Haberler

Dha İstanbul Bülteni - 3

(GENİŞ HABER) 1- BAKAN EROĞLU, CUMHURBAŞKANI ERDOĞAN'LA YAPTIĞI ARITMA TESİSİ DİYALOĞUNU ANLATTIOrman ve Su İşleri Bakanı Veysel Eroğlu, atık sular nedeniyle CHP'li belediyelere ceza kesilmesini önerdiğini, ancak Cumhurbaşkanı Erdoğan'ın "Ceza kesmekle olmaz.

(GENİŞ HABER)

1-  BAKAN EROĞLU, CUMHURBAŞKANI ERDOĞAN'LA YAPTIĞI ARITMA TESİSİ DİYALOĞUNU ANLATTI

Orman ve Su İşleri Bakanı Veysel Eroğlu, atık sular nedeniyle CHP'li belediyelere ceza kesilmesini önerdiğini, ancak Cumhurbaşkanı Erdoğan'ın "Ceza kesmekle olmaz. Oraya tesis kurun" talimatı verdiğini söyledi.

Haber : Özgür Deniz KAYA - Kamera: Harun UYANIK / İSTANBUL,

Orman ve Su İşleri Bakanı Veysel Eroğlu, Bakanlığın 2017 yılında yaptığı faaliyetleri, Haliç Kongre Merkezi'nde basın mensuplarının katıldığı toplantıda paylaştı. Toplantıya, Bakan Eroğlu'nun yanı sıra Devlet Su İşleri Genel Müdürü Murat Acu, Orman Genel Müdürü Bekir Karacabey, Doğa Koruma ve Milli Parklar Genel Müdürü Nurettin Taş katıldı.

Bakan Eroğlu, Cumhurbaşkanı Recep Tayyip Erdoğan'ın "Belediyelere ceza kesmekle olmaz, bunu siz yapın" talimatı sonucu Marmara Bölgesi'nde bulunan Ergene Havzası'nda 13 adet atık su arıtma tesisi kurulduğunu açıkladı.

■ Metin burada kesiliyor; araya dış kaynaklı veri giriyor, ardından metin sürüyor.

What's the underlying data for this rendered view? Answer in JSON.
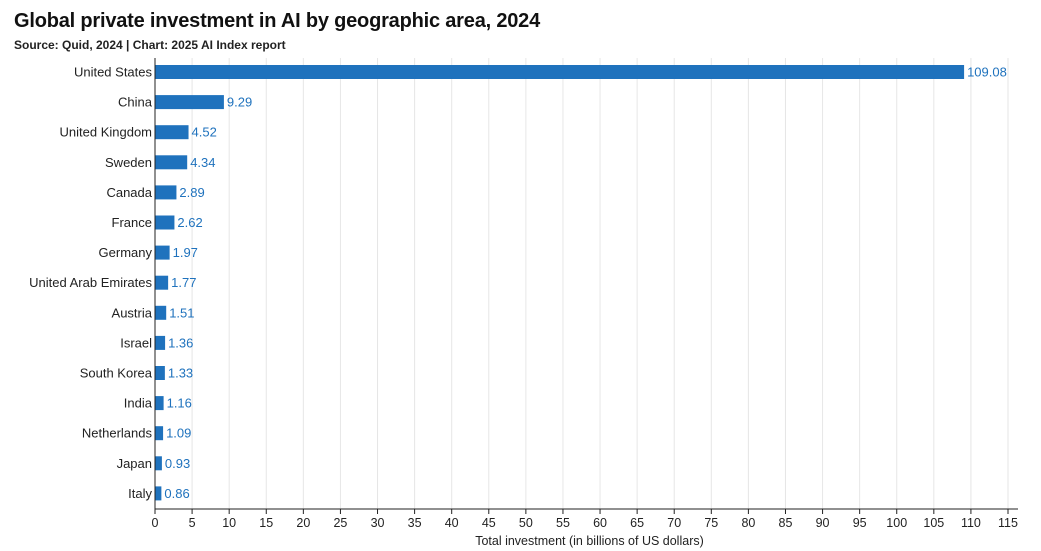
{
  "title": "Global private investment in AI by geographic area, 2024",
  "subtitle": "Source: Quid, 2024 | Chart: 2025 AI Index report",
  "colors": {
    "bar": "#1f72bd",
    "value_label": "#1f72bd",
    "axis": "#555555",
    "grid": "#e6e6e6"
  },
  "chart_data": {
    "type": "bar",
    "orientation": "horizontal",
    "title": "Global private investment in AI by geographic area, 2024",
    "subtitle": "Source: Quid, 2024 | Chart: 2025 AI Index report",
    "xlabel": "Total investment (in billions of US dollars)",
    "ylabel": "",
    "xlim": [
      0,
      115
    ],
    "x_ticks": [
      0,
      5,
      10,
      15,
      20,
      25,
      30,
      35,
      40,
      45,
      50,
      55,
      60,
      65,
      70,
      75,
      80,
      85,
      90,
      95,
      100,
      105,
      110,
      115
    ],
    "grid": true,
    "categories": [
      "United States",
      "China",
      "United Kingdom",
      "Sweden",
      "Canada",
      "France",
      "Germany",
      "United Arab Emirates",
      "Austria",
      "Israel",
      "South Korea",
      "India",
      "Netherlands",
      "Japan",
      "Italy"
    ],
    "values": [
      109.08,
      9.29,
      4.52,
      4.34,
      2.89,
      2.62,
      1.97,
      1.77,
      1.51,
      1.36,
      1.33,
      1.16,
      1.09,
      0.93,
      0.86
    ],
    "value_labels": [
      "109.08",
      "9.29",
      "4.52",
      "4.34",
      "2.89",
      "2.62",
      "1.97",
      "1.77",
      "1.51",
      "1.36",
      "1.33",
      "1.16",
      "1.09",
      "0.93",
      "0.86"
    ]
  }
}
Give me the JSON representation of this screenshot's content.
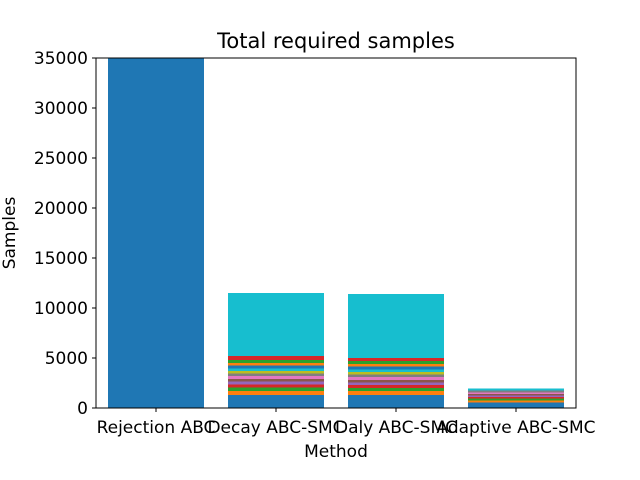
{
  "chart_data": {
    "type": "bar",
    "stacked": true,
    "title": "Total required samples",
    "xlabel": "Method",
    "ylabel": "Samples",
    "ylim": [
      0,
      35000
    ],
    "yticks": [
      0,
      5000,
      10000,
      15000,
      20000,
      25000,
      30000,
      35000
    ],
    "grid": false,
    "categories": [
      "Rejection ABC",
      "Decay ABC-SMC",
      "Daly ABC-SMC",
      "Adaptive ABC-SMC"
    ],
    "stacks": [
      [
        35200
      ],
      [
        1300,
        400,
        350,
        300,
        300,
        250,
        300,
        250,
        250,
        250,
        300,
        250,
        300,
        400,
        6300
      ],
      [
        1300,
        400,
        300,
        300,
        250,
        250,
        300,
        250,
        250,
        250,
        300,
        250,
        300,
        300,
        6400
      ],
      [
        550,
        200,
        200,
        150,
        150,
        150,
        150,
        200,
        200
      ]
    ],
    "colors": {
      "cycle": [
        "#1f77b4",
        "#ff7f0e",
        "#2ca02c",
        "#d62728",
        "#9467bd",
        "#8c564b",
        "#e377c2",
        "#7f7f7f",
        "#bcbd22",
        "#17becf"
      ],
      "top_segment": "#17becf"
    }
  }
}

Eroğlu, Cumhurbaşkanı Erdoğan ile aralarında geçen diyaloğu şu sözlerle aktardı: "Ergene ile ilgili Cumhurbaşkanımız bir gün beni aradı. Oradaki fotoğrafları televizyonda görmüş. Veysel Hoca dedi, Ergene'nin hali ne olacak? Ben de dedim ki 'Artık ceza keseriz. Atık su arıtma tesisi yapmayalım. Belediyelere ceza keseriz. Bunların hepsi CHP'li belediye.' Dedi ki, 'Ceza kesmekle olmaz. Bunu siz yapın'. Biz buradaki bütün belediyelere 13 tane atık su arıtma tesisini yaptık. En son Keşan'dakini de 29 Kasım'da tamamladık. Burada bütün atık su arıtma tesisleri bitti. Sanayidekileri de önümüzdeki yıl bitiriyoruz."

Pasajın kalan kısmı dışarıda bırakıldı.